Она просыпается так же медленно, как и я. Ее веки трепещут, и она морщит нос, будто дневной свет не нравится ей так же, как и мне. Проходит несколько секунд, прежде чем Хейли открывает глаза и понимает, где она и с кем лежит в постели.

– Доброе… – приветствую я ее осипшим ото сна голосом.

Неспешно Хейли перекатывается на спину, и наши взгляды встречаются.

– Привет…

Не могу ничего с собой поделать. Я протягиваю руку и поглаживаю ее по щеке. Кожа очень теплая, и мне кажется, что я не касался ее целую вечность, несмотря на то что мы вместе переночевали.
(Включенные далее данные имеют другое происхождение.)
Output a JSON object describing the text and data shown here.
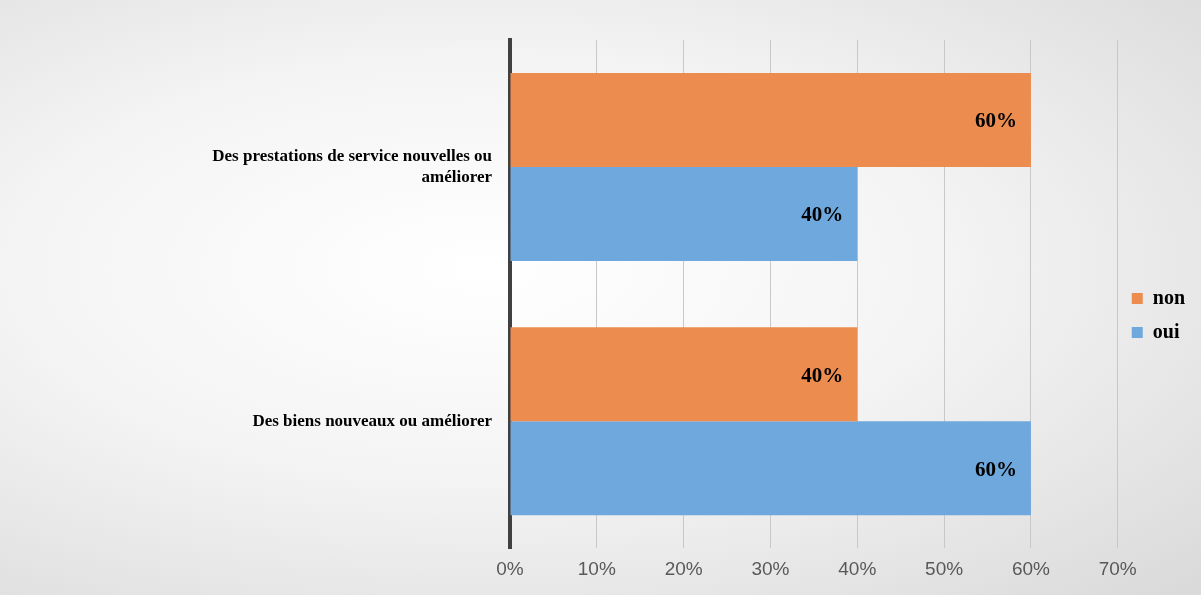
{
  "chart_data": {
    "type": "bar",
    "orientation": "horizontal",
    "categories": [
      "Des prestations de service nouvelles ou améliorer",
      "Des biens nouveaux ou améliorer"
    ],
    "series": [
      {
        "name": "non",
        "color": "#ed8c4f",
        "values": [
          60,
          40
        ],
        "value_labels": [
          "60%",
          "40%"
        ]
      },
      {
        "name": "oui",
        "color": "#6fa8dc",
        "values": [
          40,
          60
        ],
        "value_labels": [
          "40%",
          "60%"
        ]
      }
    ],
    "xlim": [
      0,
      70
    ],
    "xticks": [
      {
        "value": 0,
        "label": "0%"
      },
      {
        "value": 10,
        "label": "10%"
      },
      {
        "value": 20,
        "label": "20%"
      },
      {
        "value": 30,
        "label": "30%"
      },
      {
        "value": 40,
        "label": "40%"
      },
      {
        "value": 50,
        "label": "50%"
      },
      {
        "value": 60,
        "label": "60%"
      },
      {
        "value": 70,
        "label": "70%"
      }
    ],
    "grid": "x",
    "legend": "right"
  }
}
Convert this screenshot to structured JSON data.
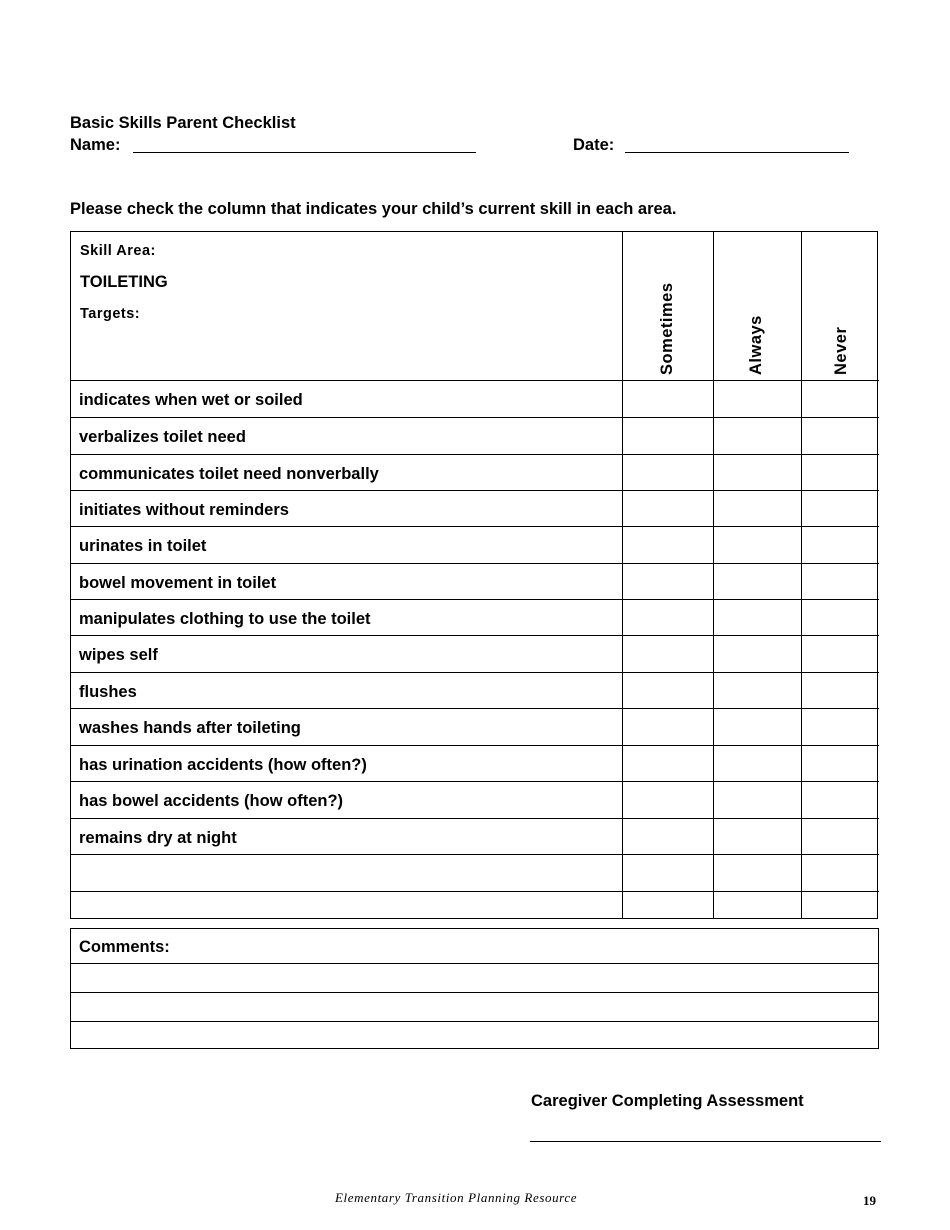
{
  "title": "Basic Skills Parent Checklist",
  "name_label": "Name:",
  "date_label": "Date:",
  "instructions": "Please check the column that indicates your child’s current skill in each area.",
  "table": {
    "skill_area_label": "Skill Area:",
    "skill_area": "TOILETING",
    "targets_label": "Targets:",
    "columns": [
      "Sometimes",
      "Always",
      "Never"
    ],
    "rows": [
      "indicates when wet or soiled",
      "verbalizes toilet need",
      "communicates toilet need nonverbally",
      "initiates without reminders",
      "urinates in toilet",
      "bowel movement in toilet",
      "manipulates clothing to use the toilet",
      "wipes self",
      "flushes",
      "washes hands after toileting",
      "has urination accidents (how often?)",
      "has bowel accidents (how often?)",
      "remains dry at night",
      "",
      ""
    ]
  },
  "comments_label": "Comments:",
  "caregiver_label": "Caregiver Completing Assessment",
  "footer": "Elementary Transition Planning Resource",
  "page_number": "19"
}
Хейли не улыбается, просто смотрит на меня. И на какое-то мгновение все там, снаружи комнаты, оказывается невероятно далеко от нас. Мы одни в нашем маленьком мире.

Но тут Хейли резко выпрямляется и таращится на меня, открыв рот.

– Боже мой, твой глаз!

Точно. Вчера кое-что случилось. Вероятно, это также объясняет, почему я чертовски чувствителен к свету и предпочел бы не вставать вообще, а остаться в кровати на весь день. Хоть я и понятия не имею, сколько часов проспал, все равно чувствую себя совершенно вымотанным.

Но, несмотря на это, я сажусь на кровати и поправляю волосы.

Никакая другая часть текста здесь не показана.